Families of addicts will find themselves in various dilemmas themselves. They may feel they are ‘walking on eggshells’—not wanting to upset what seems to be a delicate new balance. They may also still feel depleted from the turmoil that occurred prior to this new phase, and frankly, be ‘done’ with it all. And, they may have an overwhelming mix of emotions that haven’t been sorted out yet, such as resentment and anger that their own lives were put on hold by the addicted loved one’s needs. Along with all this, there is the challenge of adjusting to the loved one’s new recovery efforts, and seemingly new ‘personality’ and new role in family life.
What Can Families of Addicts Do?
There are many things a family member can do to heal, stay healthy and support a recovering loved one. Not all of these will be right for you in your situation. For example, some family members may choose not to participate in a loved one’s recovery efforts. However, some healthy things you can do after an addicted loved one’s rehab are:
Focus on your own needs and life goals in daily life. Decide to have a healthy life whether your loved one stays in recovery or not.
Leave the responsibility for your loved one’s recovery to him or her.
Keep communication open, honest, kind and assertive.
Find your personal limits and boundaries and maintain them.
Express love and concern as you feel them.

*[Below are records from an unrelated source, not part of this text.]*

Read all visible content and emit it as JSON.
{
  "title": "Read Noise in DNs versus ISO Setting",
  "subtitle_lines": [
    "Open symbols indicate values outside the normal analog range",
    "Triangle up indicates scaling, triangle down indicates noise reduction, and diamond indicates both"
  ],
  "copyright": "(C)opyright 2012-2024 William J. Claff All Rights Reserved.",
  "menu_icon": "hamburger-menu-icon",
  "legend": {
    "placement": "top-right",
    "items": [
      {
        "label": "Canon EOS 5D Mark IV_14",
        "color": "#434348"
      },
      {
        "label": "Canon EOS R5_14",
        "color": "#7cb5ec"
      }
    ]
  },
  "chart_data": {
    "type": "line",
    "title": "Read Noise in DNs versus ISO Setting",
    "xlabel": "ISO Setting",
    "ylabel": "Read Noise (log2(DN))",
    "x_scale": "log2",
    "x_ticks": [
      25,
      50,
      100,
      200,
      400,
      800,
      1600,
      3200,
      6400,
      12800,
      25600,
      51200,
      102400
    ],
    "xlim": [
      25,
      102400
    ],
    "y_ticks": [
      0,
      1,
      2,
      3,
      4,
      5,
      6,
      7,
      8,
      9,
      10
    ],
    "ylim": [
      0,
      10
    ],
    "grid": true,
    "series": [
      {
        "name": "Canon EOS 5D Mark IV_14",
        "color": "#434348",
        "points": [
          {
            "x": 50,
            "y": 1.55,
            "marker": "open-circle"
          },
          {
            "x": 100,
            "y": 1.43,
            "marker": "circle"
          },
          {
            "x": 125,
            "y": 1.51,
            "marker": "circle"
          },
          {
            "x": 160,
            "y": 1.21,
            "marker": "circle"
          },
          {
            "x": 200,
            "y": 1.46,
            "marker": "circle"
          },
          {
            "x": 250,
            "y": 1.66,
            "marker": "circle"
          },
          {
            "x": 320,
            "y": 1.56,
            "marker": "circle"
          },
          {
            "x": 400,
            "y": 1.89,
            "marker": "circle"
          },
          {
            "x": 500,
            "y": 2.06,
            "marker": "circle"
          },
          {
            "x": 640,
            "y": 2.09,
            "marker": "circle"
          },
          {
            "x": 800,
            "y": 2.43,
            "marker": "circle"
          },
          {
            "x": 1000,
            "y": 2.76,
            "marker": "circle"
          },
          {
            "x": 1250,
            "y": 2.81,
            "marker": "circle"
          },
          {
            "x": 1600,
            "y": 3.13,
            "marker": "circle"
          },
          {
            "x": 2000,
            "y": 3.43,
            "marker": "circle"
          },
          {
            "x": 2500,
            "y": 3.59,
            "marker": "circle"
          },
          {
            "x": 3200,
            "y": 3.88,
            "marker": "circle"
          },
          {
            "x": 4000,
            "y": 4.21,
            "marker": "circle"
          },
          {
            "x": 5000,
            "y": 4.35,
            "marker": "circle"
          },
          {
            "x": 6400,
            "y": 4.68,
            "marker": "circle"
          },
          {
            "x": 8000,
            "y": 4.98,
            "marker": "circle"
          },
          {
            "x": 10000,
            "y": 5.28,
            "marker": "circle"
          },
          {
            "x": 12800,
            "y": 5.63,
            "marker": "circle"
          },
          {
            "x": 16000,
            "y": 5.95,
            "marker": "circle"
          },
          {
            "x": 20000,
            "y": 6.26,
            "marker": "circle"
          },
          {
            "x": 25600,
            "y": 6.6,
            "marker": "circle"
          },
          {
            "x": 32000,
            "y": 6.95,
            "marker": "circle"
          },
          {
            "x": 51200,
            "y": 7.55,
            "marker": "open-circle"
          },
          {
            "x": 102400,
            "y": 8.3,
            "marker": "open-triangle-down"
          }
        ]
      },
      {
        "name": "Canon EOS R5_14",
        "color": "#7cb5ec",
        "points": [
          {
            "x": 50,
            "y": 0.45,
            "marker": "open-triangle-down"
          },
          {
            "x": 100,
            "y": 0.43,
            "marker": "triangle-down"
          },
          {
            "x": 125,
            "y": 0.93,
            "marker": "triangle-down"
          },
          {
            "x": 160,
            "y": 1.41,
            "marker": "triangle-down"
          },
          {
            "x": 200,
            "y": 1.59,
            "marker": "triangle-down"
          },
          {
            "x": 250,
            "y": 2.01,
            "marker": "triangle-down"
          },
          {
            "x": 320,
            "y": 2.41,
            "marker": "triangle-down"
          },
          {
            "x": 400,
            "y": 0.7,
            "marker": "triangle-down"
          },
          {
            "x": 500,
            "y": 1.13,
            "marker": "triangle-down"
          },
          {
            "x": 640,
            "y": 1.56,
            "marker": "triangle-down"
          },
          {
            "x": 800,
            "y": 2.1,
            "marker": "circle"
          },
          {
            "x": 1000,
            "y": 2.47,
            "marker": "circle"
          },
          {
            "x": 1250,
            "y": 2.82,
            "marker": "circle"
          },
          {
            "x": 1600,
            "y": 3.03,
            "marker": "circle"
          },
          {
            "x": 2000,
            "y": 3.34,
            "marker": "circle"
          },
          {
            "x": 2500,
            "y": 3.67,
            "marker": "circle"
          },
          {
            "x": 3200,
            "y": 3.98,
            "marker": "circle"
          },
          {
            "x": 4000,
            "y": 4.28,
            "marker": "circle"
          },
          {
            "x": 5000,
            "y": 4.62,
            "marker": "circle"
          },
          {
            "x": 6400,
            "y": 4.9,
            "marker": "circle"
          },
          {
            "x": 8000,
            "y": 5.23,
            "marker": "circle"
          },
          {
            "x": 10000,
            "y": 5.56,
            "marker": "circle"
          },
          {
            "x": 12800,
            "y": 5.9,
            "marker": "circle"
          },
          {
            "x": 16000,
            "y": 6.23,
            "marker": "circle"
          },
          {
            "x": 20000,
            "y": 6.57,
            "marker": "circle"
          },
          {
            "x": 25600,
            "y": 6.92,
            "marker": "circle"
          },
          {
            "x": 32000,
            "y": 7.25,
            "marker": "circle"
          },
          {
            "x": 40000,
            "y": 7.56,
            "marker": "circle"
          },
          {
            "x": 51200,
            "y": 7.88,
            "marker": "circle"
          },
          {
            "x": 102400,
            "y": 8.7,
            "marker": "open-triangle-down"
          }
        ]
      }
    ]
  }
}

Talk specifically about concerns in a calm way.
Learn the difference between enabling and support.
Make sure you are educated about the nature and dynamics of addiction and recovery in a family.
Establish your own healthy support system and tend to it regularly.
Attend self-help groups such as Al-Anon, Codependents Anonymous, or Adult Children of Alcoholics/Dysfunctional Families.
Seek individual or group counseling for your own healing.
Remember you cannot control other people or cure their substance problem.
Remember you are responsible for your own behavior, not that of another person.
Participate in recovery efforts with your loved one as you see fit—attend family sessions, for example.
Keep an open-door policy if your loved one needs recovery support.